En utilisant le formulaire 990 comme référence, la répartition est claire :
- 84 % : services liés au logiciel (développement et maintenance de Tor, support utilisateur, expérience utilisateur, métriques, communauté, coûts IT et recrutement technique).
- 10 % : administration.
- 6 % : collecte de fonds (« fundraising »).
Dans un projet d’infrastructure pour la vie privée, le chiffre relatif aux « services logiciels » constitue une information essentielle pour un public technique : il indique quelle part du budget est consacrée à l’ingénierie, à l’exploitation, à la maintenance et au support de l’écosystème. Tor souligne aussi que son budget reste modeste en regard de son impact global, en profitant d’une architecture distribuée qui réduit le coût par utilisateur, grâce à des milliers d’opérateurs de relais.
Questions fréquentes
Qu’est-ce que le formulaire 990 et pourquoi est-il important pour un projet de cybersécurité ?
Il s’agit de la déclaration fiscale annuelle que doivent produire les organisations à but non lucratif 501(c)(3) aux États-Unis. Il offre une photographie structurée des revenus, des dépenses et des sources de financement. Dans le domaine de la vie privée, il sert de preuve documentée pour contrer d’éventuels propos infondés ou mal informés.
Recevoir des fonds du gouvernement américain signifie-t-il que Tor « dépend » de lui ?
Tor reconnaît recevoir un financement public, mais souligne que son poids a diminué (de 53,5 % en 2021-2022 à 35,08 % en 2023-2024) et qu’il s’efforce de diversifier ses sources de revenus. Par ailleurs, il détaille des projets précis liés à ces financements.
Que sont les « contributions en nature » et pourquoi Tor les estime-t-il ?
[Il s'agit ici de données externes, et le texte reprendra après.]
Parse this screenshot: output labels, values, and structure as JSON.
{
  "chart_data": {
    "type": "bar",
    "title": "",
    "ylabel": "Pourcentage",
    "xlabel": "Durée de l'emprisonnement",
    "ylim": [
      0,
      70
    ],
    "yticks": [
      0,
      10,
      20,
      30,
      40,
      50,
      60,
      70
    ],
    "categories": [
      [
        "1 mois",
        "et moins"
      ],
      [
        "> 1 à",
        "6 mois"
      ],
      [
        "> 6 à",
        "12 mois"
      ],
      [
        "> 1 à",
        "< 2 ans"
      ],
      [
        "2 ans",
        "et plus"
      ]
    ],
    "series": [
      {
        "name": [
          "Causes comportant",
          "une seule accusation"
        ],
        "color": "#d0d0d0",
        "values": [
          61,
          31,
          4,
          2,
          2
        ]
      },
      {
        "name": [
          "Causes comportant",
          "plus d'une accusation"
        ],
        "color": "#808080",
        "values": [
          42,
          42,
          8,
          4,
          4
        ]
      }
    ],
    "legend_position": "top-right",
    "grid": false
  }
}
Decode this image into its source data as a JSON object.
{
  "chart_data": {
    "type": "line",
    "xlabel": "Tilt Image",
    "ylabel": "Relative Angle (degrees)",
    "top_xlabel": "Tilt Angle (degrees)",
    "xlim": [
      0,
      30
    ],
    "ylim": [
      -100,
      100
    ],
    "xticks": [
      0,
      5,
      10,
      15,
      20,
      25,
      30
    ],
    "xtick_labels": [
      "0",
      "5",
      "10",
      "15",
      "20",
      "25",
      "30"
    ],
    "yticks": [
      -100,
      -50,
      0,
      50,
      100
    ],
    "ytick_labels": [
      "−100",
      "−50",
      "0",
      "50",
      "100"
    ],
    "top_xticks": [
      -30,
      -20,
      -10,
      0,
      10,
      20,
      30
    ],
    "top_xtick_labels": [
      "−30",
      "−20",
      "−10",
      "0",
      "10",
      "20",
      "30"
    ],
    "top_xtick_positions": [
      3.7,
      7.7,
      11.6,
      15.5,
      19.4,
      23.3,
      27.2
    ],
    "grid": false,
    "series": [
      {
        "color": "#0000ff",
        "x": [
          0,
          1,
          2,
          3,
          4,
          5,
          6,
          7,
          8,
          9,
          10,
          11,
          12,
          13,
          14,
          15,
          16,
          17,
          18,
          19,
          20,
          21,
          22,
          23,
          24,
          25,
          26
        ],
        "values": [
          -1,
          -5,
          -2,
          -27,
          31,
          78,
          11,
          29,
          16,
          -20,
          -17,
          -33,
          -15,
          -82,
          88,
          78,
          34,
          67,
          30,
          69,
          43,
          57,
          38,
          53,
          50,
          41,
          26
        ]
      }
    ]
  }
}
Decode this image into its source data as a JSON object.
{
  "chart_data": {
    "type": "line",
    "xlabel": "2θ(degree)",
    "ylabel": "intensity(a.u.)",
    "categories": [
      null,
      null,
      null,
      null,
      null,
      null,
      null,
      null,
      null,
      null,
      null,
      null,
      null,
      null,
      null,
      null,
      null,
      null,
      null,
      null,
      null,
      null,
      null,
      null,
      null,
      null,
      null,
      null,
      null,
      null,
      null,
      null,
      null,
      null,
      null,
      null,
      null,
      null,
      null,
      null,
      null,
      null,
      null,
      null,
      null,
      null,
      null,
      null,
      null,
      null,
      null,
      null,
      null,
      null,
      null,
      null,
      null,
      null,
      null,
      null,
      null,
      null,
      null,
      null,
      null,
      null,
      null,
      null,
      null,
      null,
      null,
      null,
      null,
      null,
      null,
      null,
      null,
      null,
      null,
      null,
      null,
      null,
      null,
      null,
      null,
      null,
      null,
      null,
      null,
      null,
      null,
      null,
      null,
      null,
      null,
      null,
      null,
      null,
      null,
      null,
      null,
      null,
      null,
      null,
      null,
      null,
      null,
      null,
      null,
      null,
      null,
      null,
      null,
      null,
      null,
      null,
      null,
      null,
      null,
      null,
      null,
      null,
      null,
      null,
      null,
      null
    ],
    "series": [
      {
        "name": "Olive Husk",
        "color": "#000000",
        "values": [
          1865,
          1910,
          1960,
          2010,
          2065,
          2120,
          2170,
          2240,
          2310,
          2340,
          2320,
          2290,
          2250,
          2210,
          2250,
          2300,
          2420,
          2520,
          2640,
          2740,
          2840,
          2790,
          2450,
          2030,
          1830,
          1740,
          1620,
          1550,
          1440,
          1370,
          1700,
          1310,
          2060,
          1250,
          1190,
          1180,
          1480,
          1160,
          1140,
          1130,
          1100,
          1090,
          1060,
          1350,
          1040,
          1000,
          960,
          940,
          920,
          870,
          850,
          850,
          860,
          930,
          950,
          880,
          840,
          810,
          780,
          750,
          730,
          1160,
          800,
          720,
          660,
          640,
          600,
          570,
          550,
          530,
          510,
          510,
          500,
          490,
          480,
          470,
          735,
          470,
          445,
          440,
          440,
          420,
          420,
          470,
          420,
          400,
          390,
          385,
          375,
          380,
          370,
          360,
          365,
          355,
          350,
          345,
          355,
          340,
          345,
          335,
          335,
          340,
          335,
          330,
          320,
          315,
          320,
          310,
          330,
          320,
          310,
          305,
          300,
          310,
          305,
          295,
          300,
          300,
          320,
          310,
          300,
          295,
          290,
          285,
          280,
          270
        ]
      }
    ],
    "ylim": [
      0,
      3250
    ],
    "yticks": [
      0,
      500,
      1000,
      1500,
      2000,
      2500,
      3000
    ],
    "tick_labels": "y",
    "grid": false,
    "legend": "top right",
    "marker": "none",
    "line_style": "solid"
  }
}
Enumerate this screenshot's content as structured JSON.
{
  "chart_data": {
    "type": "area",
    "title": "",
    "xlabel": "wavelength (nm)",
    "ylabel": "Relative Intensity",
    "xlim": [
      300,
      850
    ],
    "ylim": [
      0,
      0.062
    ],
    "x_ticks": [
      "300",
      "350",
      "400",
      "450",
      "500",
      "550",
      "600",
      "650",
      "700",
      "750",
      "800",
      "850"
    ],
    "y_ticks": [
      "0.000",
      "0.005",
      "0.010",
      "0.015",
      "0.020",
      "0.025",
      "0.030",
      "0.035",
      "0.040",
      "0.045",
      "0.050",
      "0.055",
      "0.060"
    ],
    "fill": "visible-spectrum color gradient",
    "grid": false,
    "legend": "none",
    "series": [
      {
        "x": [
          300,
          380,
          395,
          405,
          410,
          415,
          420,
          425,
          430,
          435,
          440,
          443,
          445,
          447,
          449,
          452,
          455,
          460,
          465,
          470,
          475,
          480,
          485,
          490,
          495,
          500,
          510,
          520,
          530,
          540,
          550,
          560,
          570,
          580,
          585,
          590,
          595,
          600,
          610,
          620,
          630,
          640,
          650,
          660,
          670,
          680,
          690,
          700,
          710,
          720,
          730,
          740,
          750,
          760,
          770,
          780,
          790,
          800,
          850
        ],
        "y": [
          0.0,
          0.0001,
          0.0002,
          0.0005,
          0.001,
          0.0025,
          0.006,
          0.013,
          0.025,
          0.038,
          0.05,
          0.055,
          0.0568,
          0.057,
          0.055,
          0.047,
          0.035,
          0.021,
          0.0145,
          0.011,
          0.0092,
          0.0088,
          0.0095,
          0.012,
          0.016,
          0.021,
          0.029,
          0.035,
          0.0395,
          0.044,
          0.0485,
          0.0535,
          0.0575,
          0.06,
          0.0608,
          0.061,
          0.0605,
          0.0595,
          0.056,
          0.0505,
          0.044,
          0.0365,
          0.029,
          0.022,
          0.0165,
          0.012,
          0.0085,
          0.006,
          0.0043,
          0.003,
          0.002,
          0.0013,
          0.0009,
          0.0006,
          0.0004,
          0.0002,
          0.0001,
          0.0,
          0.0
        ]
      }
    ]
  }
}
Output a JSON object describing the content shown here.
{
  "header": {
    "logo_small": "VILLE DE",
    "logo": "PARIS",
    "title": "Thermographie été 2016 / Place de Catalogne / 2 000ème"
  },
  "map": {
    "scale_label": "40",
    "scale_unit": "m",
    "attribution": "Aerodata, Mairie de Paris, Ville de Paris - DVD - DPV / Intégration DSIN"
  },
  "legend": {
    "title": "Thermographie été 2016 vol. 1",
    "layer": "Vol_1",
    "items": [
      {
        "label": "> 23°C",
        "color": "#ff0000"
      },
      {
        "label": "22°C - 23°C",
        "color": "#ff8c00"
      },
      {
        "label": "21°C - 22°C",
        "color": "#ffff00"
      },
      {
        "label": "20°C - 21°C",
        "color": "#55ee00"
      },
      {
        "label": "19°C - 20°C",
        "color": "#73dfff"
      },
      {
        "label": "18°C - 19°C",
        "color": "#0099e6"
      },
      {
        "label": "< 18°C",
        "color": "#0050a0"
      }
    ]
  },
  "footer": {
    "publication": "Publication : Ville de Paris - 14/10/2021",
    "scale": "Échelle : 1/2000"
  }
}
Il s’agit d’apports non monétaires (heures de travail, traductions, hébergement, etc.). Tor les quantifie pour refléter le coût réel de l’engagement communautaire, même si comptablement elles apparaissent différemment selon le document.
Sur quels aspects techniques Tor concentre-t-il ses investissements avec ses financements actuels ?
Dans les domaines de l’anticensure (contournement de la censure), de la santé du réseau (incluant la détection de relais malveillants), des outils et du support pour les utilisateurs, de la localisation, et de la modernisation progressive du stack, notamment avec le travail sur Arti et des composants en Rust.
Sources :
- Blog du Tor Project : « Transparency, Openness, and Our 2023-2024 Financials »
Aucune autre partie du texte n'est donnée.